Southern Africa-Indian Ocean

Baird honored with lifetime achievement award for anti-tobacco work

South African helped ban smoking on airlines in 1980s

Johannesburg, South Africa | Ansel Oliver/ANN

Long since retired, Denis Baird, now 92, was working as a full-time Seventh-day Adventist minister and in 1975 launched what is now South Africa’s National Council Against Smoking, an organization that helped the country in the 1980s to ban smoking on South African Airways domestic flights.

The Adventist world church last month awarded Baird the General Conference Health Ministries Medal of Distinction for his lifetime of service and promotion of healthful living.

“It’s richly merited. Denis was a pathfinder. Before him, no one was working on tobacco control in South Africa,” said Dr. Yussuf Saloojee, executive director of National Council Against Smoking.

Many health workers say South Africa’s tobacco industry was intertwined with the apartheid government and that going against it meant long shot odds. In 1967, Baird’s angle to challenge tobacco companies was a simple request: tell him the amount of nicotine and tar in their cigarettes.

When companies refused to offer information on ingredients, he contacted what is now the Center for Disease Control in Atlanta. Officials there agreed to study the cigarettes and requested 200 samples of each cigarette brand. For the study’s integrity, they needed them delivered personally.

Baird took a flight to Atlanta, his luggage mostly filled with cartons of cigarettes. High above the Atlantic Ocean, he said he remembers having no doubts on the outcome of the study.

“I felt very strongly that it was going to work. We had strong indications that cigarettes in South Africa were very dangerous.” The rate of lung cancer among smokers in South Africa was much higher than in other countries, he said.

Months later the results concurred. Cigarettes in South Africa were found to contain more than double the rates of nicotine and tar than most cigarettes produced in other countries.

The results created an uproar when they were published in 1978 by Dr. Harry Seftel, a professor of medicine at the University of Witwatersrand, Johannesburg, and a co-founder of the council with Baird.

Baird’s council work was in addition to his job as a full-time local church minister. His ministry career also included posts as a conference president in Rhodesia – now Zimbabwe – and the Cape Conference in South Africa.

Today, some 5.4 million people die annually due to tobacco related illnesses and this figure is projected to increase to more than 8 million a year by the year 2030, church health officials say.

Some countries have shown a steady decrease in smoking, such as the United States and Australia. But smoking is increasing in other parts of the world, including many developing countries, health experts say.

“Unless interventions are put in place and on a wide and broad scale, these statistics are unlikely to improve,” said Dr.
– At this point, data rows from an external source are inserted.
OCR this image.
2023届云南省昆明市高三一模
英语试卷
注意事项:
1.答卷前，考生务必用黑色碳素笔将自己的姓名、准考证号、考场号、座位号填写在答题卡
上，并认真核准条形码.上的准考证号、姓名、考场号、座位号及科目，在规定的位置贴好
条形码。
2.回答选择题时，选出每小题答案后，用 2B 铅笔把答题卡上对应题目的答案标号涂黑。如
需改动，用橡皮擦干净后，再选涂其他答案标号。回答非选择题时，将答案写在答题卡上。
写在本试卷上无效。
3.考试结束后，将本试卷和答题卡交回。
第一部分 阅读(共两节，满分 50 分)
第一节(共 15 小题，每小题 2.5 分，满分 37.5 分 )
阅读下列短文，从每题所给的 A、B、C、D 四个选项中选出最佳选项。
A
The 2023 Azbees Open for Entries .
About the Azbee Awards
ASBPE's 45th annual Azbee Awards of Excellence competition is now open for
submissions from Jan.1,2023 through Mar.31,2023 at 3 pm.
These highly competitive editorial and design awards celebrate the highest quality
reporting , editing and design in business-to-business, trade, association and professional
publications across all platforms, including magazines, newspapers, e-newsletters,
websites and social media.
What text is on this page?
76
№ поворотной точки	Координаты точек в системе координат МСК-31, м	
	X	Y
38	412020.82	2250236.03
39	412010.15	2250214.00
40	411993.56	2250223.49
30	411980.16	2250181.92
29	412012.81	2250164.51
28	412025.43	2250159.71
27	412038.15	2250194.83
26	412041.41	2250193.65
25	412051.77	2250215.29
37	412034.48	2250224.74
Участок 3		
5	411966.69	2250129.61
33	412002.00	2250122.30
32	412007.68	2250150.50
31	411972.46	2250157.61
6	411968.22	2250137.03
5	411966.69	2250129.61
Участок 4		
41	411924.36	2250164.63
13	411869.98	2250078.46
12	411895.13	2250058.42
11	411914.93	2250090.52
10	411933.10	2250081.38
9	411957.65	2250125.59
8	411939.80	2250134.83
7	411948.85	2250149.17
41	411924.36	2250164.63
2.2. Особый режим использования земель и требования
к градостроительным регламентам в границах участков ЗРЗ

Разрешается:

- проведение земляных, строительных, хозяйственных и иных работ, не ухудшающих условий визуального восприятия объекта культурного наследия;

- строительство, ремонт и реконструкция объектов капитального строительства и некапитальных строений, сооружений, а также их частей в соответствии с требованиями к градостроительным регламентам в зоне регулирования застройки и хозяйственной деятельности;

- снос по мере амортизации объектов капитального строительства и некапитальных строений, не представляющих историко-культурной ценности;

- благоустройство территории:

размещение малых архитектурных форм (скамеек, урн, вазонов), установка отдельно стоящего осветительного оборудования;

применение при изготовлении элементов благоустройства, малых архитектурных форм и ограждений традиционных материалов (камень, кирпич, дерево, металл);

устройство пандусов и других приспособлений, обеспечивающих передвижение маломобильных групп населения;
Peter Landless, associate Health Ministries director for the Adventist Church.

“The battle will never be won unless current smokers are targeted and assisted to stop smoking,” Landless said. “It is crucial and important to focus on preventing the initiation of tobacco use, but it is equally important to assist people to stop smoking as well as to lobby for tobacco restrictions and control.”
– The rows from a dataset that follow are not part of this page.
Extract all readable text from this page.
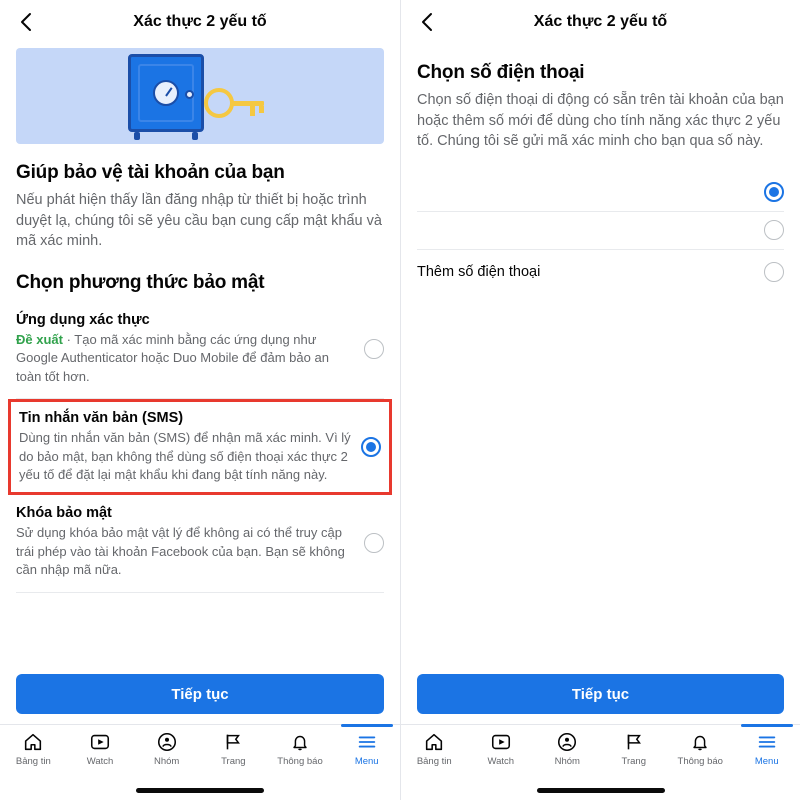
Xác thực 2 yếu tố
Giúp bảo vệ tài khoản của bạn

Nếu phát hiện thấy lần đăng nhập từ thiết bị hoặc trình duyệt lạ, chúng tôi sẽ yêu cầu bạn cung cấp mật khẩu và mã xác minh.

Chọn phương thức bảo mật
Ứng dụng xác thực
Đề xuất · Tạo mã xác minh bằng các ứng dụng như Google Authenticator hoặc Duo Mobile để đảm bảo an toàn tốt hơn.
Tin nhắn văn bản (SMS)
Dùng tin nhắn văn bản (SMS) để nhận mã xác minh. Vì lý do bảo mật, bạn không thể dùng số điện thoại xác thực 2 yếu tố để đặt lại mật khẩu khi đang bật tính năng này.
Khóa bảo mật
Sử dụng khóa bảo mật vật lý để không ai có thể truy cập trái phép vào tài khoản Facebook của bạn. Bạn sẽ không cần nhập mã nữa.
Tiếp tục
Bảng tin	Watch	Nhóm	Trang	Thông báo	Menu
Xác thực 2 yếu tố
Chọn số điện thoại

Chọn số điện thoại di động có sẵn trên tài khoản của bạn hoặc thêm số mới để dùng cho tính năng xác thực 2 yếu tố. Chúng tôi sẽ gửi mã xác minh cho bạn qua số này.

Thêm số điện thoại
Tiếp tục
Bảng tin	Watch	Nhóm	Trang	Thông báo	Menu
In 2000, the American Cancer Society gave the South Africa Government’s Ministry of Health a Luther Terrey Award for its support of tobacco legislation. The society said smoking rates in 1998 had dropped 30 percent since 1991 because of government efforts, which serve as a model for other low-income countries in dealing with tobacco industries.

“[Baird] is a role model,” said Saloojee. “The foundations were laid by the work that he did.”